Proper referral to other professionals will only be possible if Audiologists become cognizant of the multitude of pathologies that may be associated with balance and dizziness symptoms which lead to falls, as well as normal age related changes to vision, muscular strength and mobility, and vestibular function (Salzman, 2010).  An Audiologist’s caseload, even in a private practice hearing aid clinic, includes people predominantly over 65 years of age. As such, private practice “hearing focused” Audiologists should have some idea of when a diagnostic balance assessment is necessary, and when there is a risk of falling present, so proper referral to a falls clinic can be made. 

Prevention of future falls as a result of balance disorders should be a high priority to all audiologists (Alvord, 2008; Jacobson and McCaslin, 2008). This means that any patient at risk for a fall based on a balance disorder complaints, or patients who have reported a fall in the past should be referred to a falls prevention program and home safety assessment (Alvord, 2008; Salzman, 2010). 

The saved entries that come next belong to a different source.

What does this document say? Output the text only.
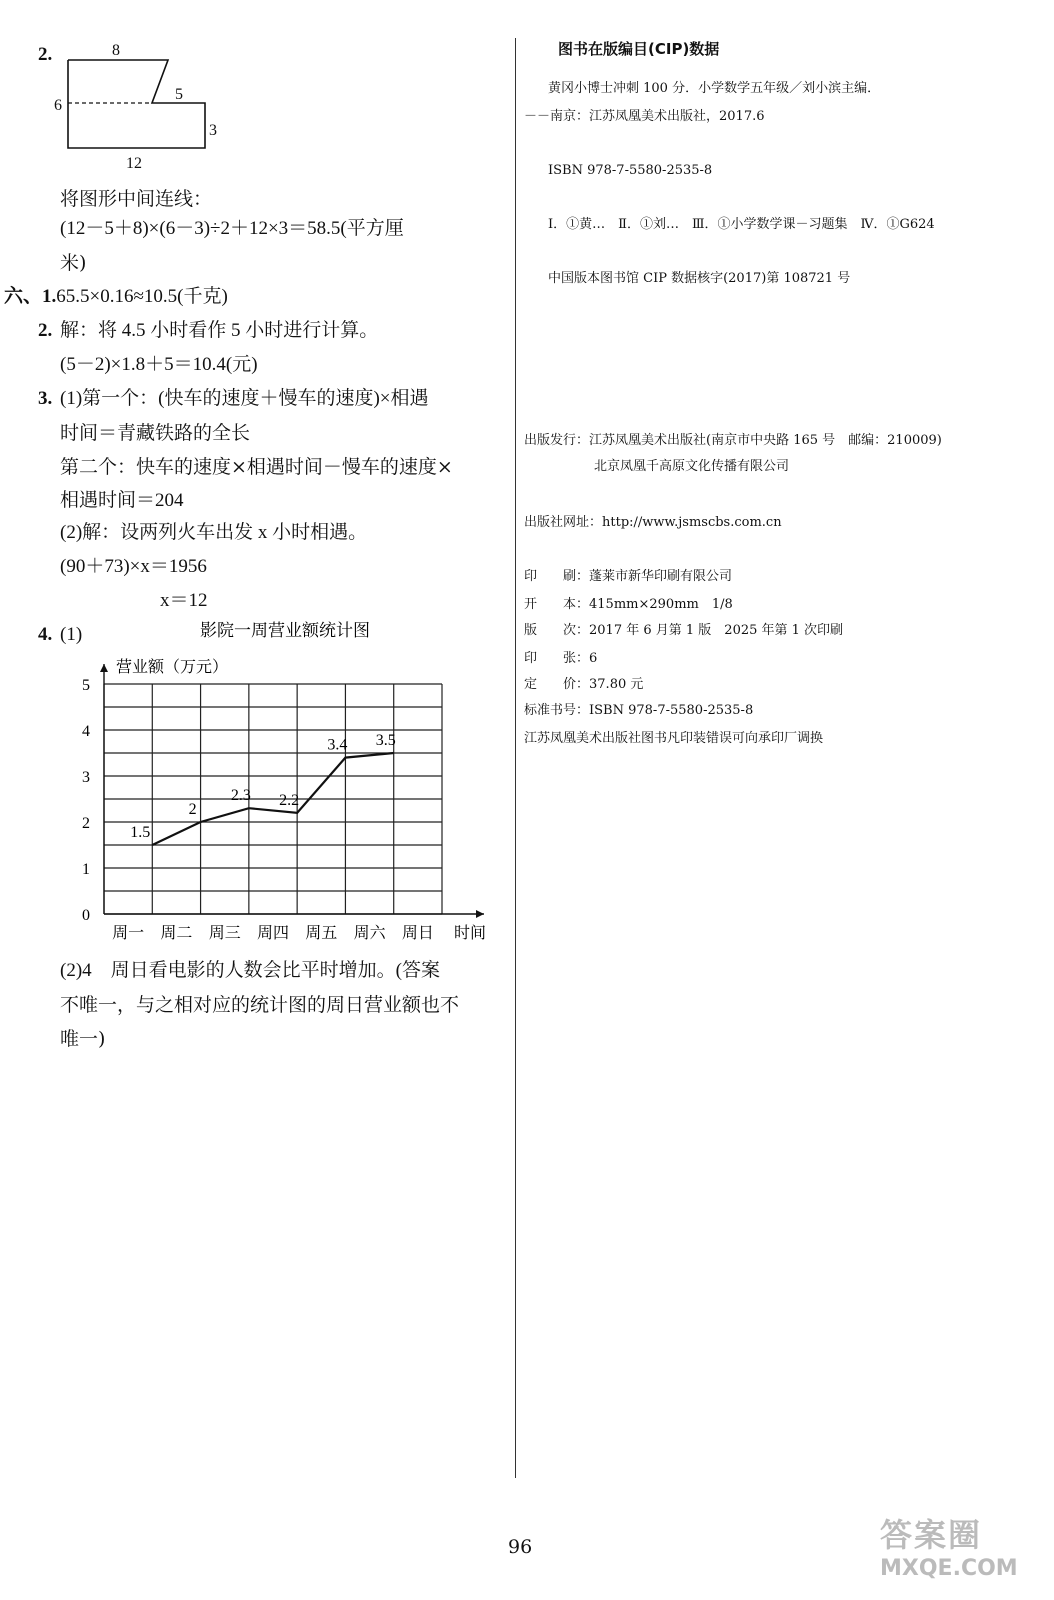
2.	8
6
5
3
12
将图形中间连线：
(12－5＋8)×(6－3)÷2＋12×3＝58.5(平方厘
米)
六、1.65.5×0.16≈10.5(千克)
2. 解：将 4.5 小时看作 5 小时进行计算。
(5－2)×1.8＋5＝10.4(元)
3. (1)第一个：(快车的速度＋慢车的速度)×相遇
时间＝青藏铁路的全长
第二个：快车的速度×相遇时间－慢车的速度×
相遇时间＝204
(2)解：设两列火车出发 x 小时相遇。
(90＋73)×x＝1956
x＝12
4. (1)	影院一周营业额统计图
营业额（万元）
0
1
2
3
4
5
周一 周二 周三 周四 周五 周六 周日 时间
1.5
2
2.3 2.2
3.4 3.5
(2)4　周日看电影的人数会比平时增加。(答案
不唯一，与之相对应的统计图的周日营业额也不
唯一)
图书在版编目(CIP)数据
黄冈小博士冲刺 100 分．小学数学五年级／刘小滨主编．
－－南京：江苏凤凰美术出版社，2017.6
ISBN 978-7-5580-2535-8
Ⅰ．①黄…　Ⅱ．①刘…　Ⅲ．①小学数学课－习题集　Ⅳ．①G624
中国版本图书馆 CIP 数据核字(2017)第 108721 号
出版发行：江苏凤凰美术出版社(南京市中央路 165 号　邮编：210009)
北京凤凰千高原文化传播有限公司
出版社网址：http://www.jsmscbs.com.cn
印　　刷：蓬莱市新华印刷有限公司
开　　本：415mm×290mm　1/8
版　　次：2017 年 6 月第 1 版　2025 年第 1 次印刷
印　　张：6
定　　价：37.80 元
标准书号：ISBN 978-7-5580-2535-8
江苏凤凰美术出版社图书凡印装错误可向承印厂调换
96	答案圈
MXQE.COM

In some circumstances, audiologists may also be needed to conduct vestibular rehabilitation therapies (VRT) or be able to recommend exercises to do at home. Audiologists can be involved in coordinating home-based VRT, group VRT, and simple exercise programs which have been shown to be effective for the elderly (Cronin and Steenerson, 2011; Konrad et al, 1999; Sturnieks et al, 2008).  Canalith repositioning maneuvers are also within the scope of practice for Audiologists for patients with BPPV (Alvord, 2008).